邬游不知道。
他已经没有力气想了。
他的膝盖一软,整个人往后倒。
倒下去的那一瞬间,他想起很多事情。
他要疯了,他要死了。
但下一秒——有人托住了他,不是冰凉的地面,是温热的,有力的。
邬游猛地睁开眼睛,首先映入眼帘的,是警服,那身警服跟一道闪电一样劈进他脑子里。
记忆涌上来——田语,那些警察,那些他不想回忆的东西。
他又开始挣扎,想要尖叫。
但那个声音先响起来。
“是我。
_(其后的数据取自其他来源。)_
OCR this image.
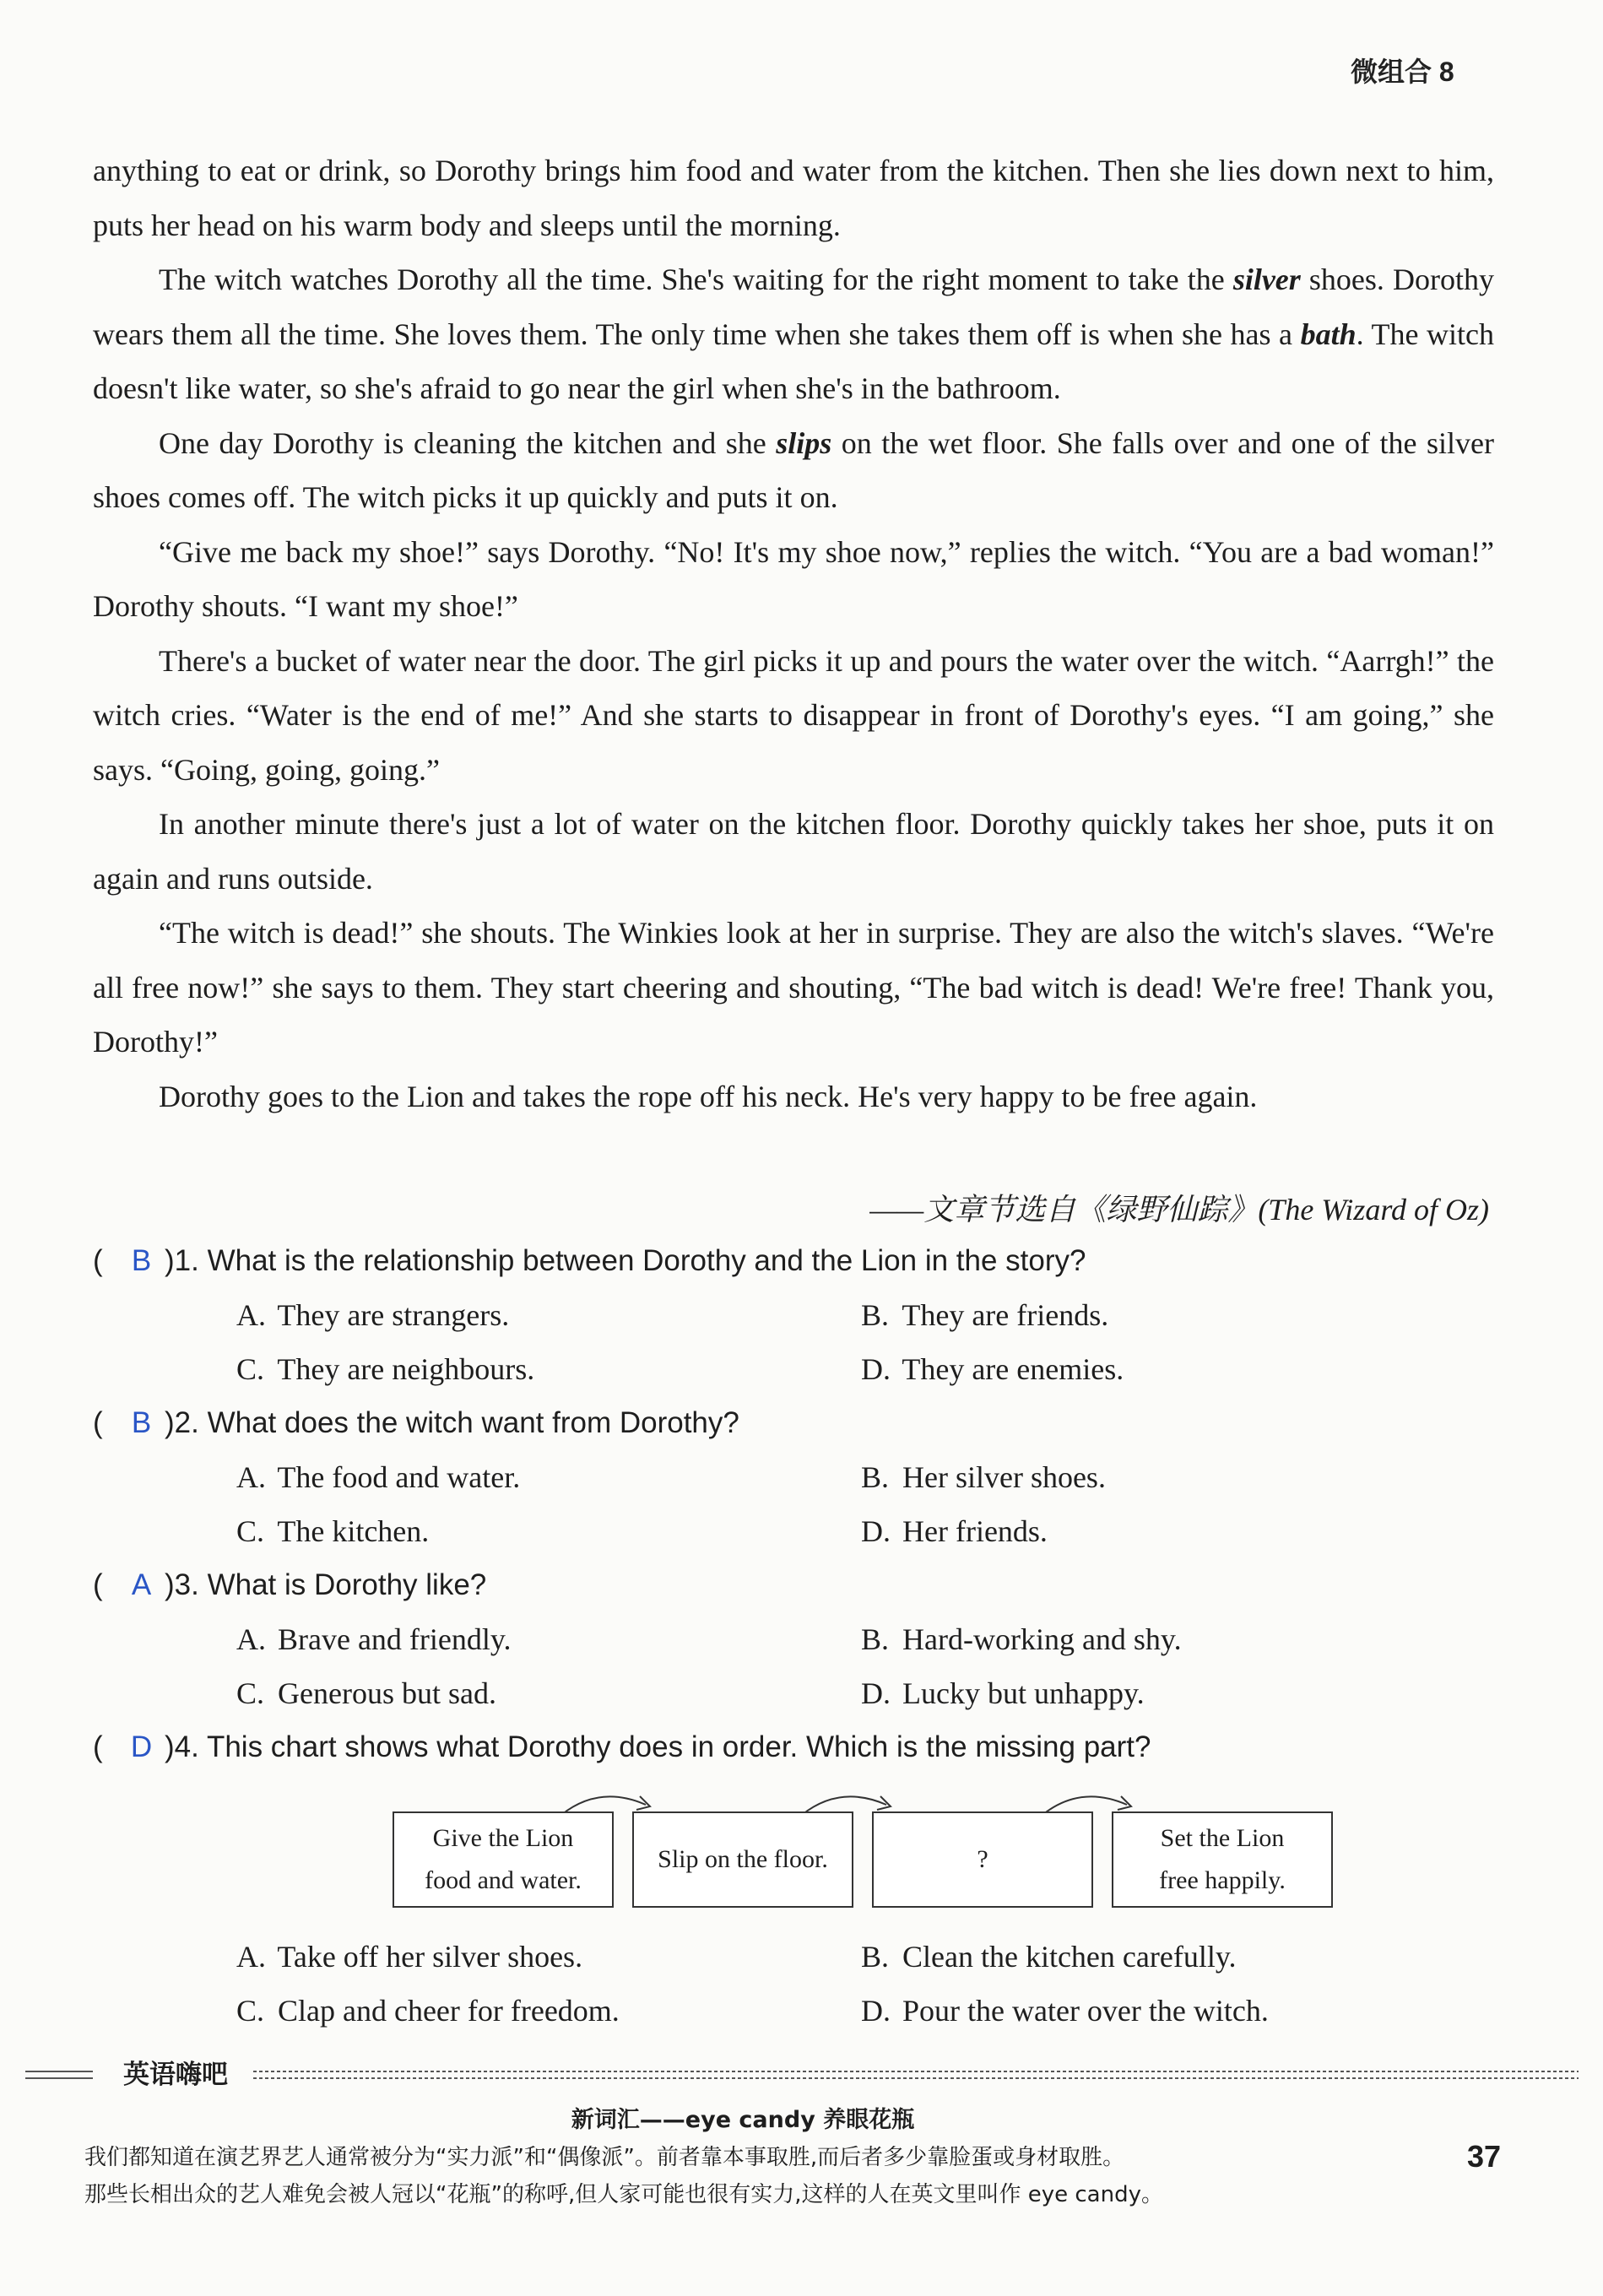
微组合 8

anything to eat or drink, so Dorothy brings him food and water from the kitchen. Then she lies down next to him, puts her head on his warm body and sleeps until the morning.

The witch watches Dorothy all the time. She's waiting for the right moment to take the silver shoes. Dorothy wears them all the time. She loves them. The only time when she takes them off is when she has a bath. The witch doesn't like water, so she's afraid to go near the girl when she's in the bathroom.

One day Dorothy is cleaning the kitchen and she slips on the wet floor. She falls over and one of the silver shoes comes off. The witch picks it up quickly and puts it on.

“Give me back my shoe!” says Dorothy. “No! It's my shoe now,” replies the witch. “You are a bad woman!” Dorothy shouts. “I want my shoe!”

There's a bucket of water near the door. The girl picks it up and pours the water over the witch. “Aarrgh!” the witch cries. “Water is the end of me!” And she starts to disappear in front of Dorothy's eyes. “I am going,” she says. “Going, going, going.”

In another minute there's just a lot of water on the kitchen floor. Dorothy quickly takes her shoe, puts it on again and runs outside.

“The witch is dead!” she shouts. The Winkies look at her in surprise. They are also the witch's slaves. “We're all free now!” she says to them. They start cheering and shouting, “The bad witch is dead! We're free! Thank you, Dorothy!”

Dorothy goes to the Lion and takes the rope off his neck. He's very happy to be free again.

——文章节选自《绿野仙踪》(The Wizard of Oz)
( B )1. What is the relationship between Dorothy and the Lion in the story?
A. They are strangers.	B. They are friends.
C. They are neighbours.	D. They are enemies.
( B )2. What does the witch want from Dorothy?
A. The food and water.	B. Her silver shoes.
C. The kitchen.	D. Her friends.
( A )3. What is Dorothy like?
A. Brave and friendly.	B. Hard-working and shy.
C. Generous but sad.	D. Lucky but unhappy.
( D )4. This chart shows what Dorothy does in order. Which is the missing part?
Give the Lion
food and water.
Slip on the floor.	?
Set the Lion
free happily.
A. Take off her silver shoes.	B. Clean the kitchen carefully.
C. Clap and cheer for freedom.	D. Pour the water over the witch.
英语嗨吧
新词汇——eye candy 养眼花瓶
我们都知道在演艺界艺人通常被分为“实力派”和“偶像派”。前者靠本事取胜,而后者多少靠脸蛋或身材取胜。
那些长相出众的艺人难免会被人冠以“花瓶”的称呼,但人家可能也很有实力,这样的人在英文里叫作 eye candy。
37
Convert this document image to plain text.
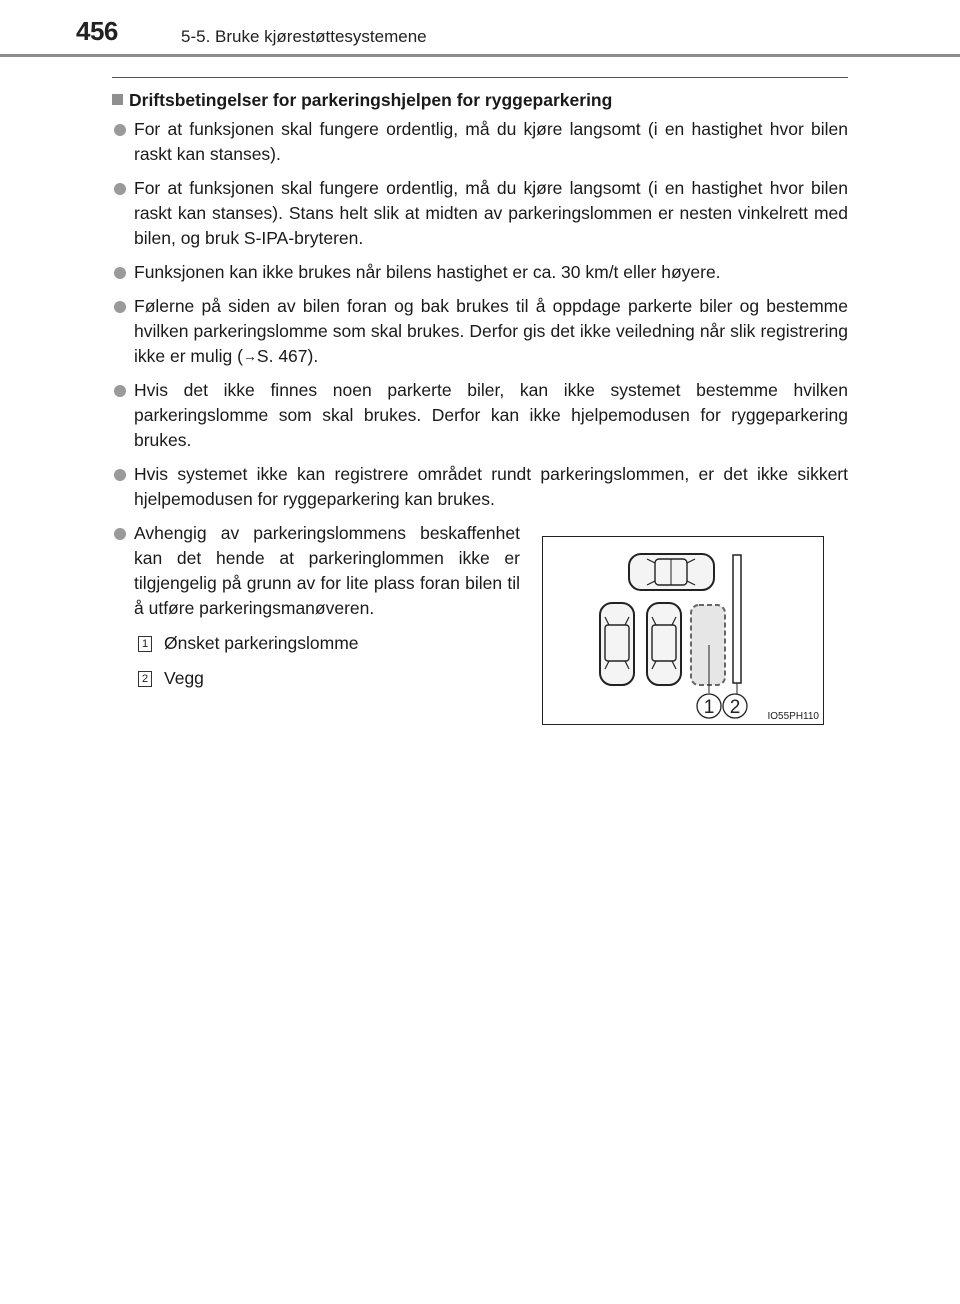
456	5-5. Bruke kjørestøttesystemene
Driftsbetingelser for parkeringshjelpen for ryggeparkering
For at funksjonen skal fungere ordentlig, må du kjøre langsomt (i en hastighet hvor bilen raskt kan stanses).
For at funksjonen skal fungere ordentlig, må du kjøre langsomt (i en hastighet hvor bilen raskt kan stanses). Stans helt slik at midten av parkeringslommen er nesten vinkelrett med bilen, og bruk S-IPA-bryteren.
Funksjonen kan ikke brukes når bilens hastighet er ca. 30 km/t eller høyere.
Følerne på siden av bilen foran og bak brukes til å oppdage parkerte biler og bestemme hvilken parkeringslomme som skal brukes. Derfor gis det ikke veiledning når slik registrering ikke er mulig (→S. 467).
Hvis det ikke finnes noen parkerte biler, kan ikke systemet bestemme hvilken parkeringslomme som skal brukes. Derfor kan ikke hjelpemodusen for ryggeparkering brukes.
Hvis systemet ikke kan registrere området rundt parkeringslommen, er det ikke sikkert hjelpemodusen for ryggeparkering kan brukes.
Avhengig av parkeringslommens beskaffenhet kan det hende at parkeringlommen ikke er tilgjengelig på grunn av for lite plass foran bilen til å utføre parkeringsmanøveren.
1 Ønsket parkeringslomme
2 Vegg
1 2	IO55PH110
”
邬游的动作停住了。
是岳诗。
岳诗……
邬游看着那张脸,看了一眼,确定真的是岳诗,然后他的眼睛合上了,终于可以倒了。
坦白
邬游再次睁眼醒来的时候,已经分不清时间了。
反正外面的天是非常亮的。
他也不知道自己睡了多久,只知道睁开眼睛的那一刻,天花板是白的,灯是关的。
他躺在床上,没有动,因为脑子里塞满了东西,太满了,满得快要炸开了。
十三年前的雪夜。
五年前的天桥。
三年前的阴婚。
一支廉价抑制剂。
一具无脸女尸。
一颗藏匿腹中的宝石。
还有三个杨铮棠,也就还有三个他。
他和杨铮棠有过三次见面。
第一次,她帮了他。
第二次,他推她去死。
第三次,他站在她的尸体旁边,不知道那是她。
但他的血流进了她的身体。
他全想起来了。
邬游慢慢坐起来,他的头很晕,太阳穴那里一跳一跳地疼。他抬手按了按。
门外传来脚步声。很急。越来越近。
是池虚舟!
邬游知道那个脚步声,因为听过太多次了。
脚步声停在门外,门把手动了。
邬游的身体比脑子更快。
他从床上弹起来,赤着脚踩在地上,几步冲到门边,不是去开门,是把自己塞进门旁边的墙角里。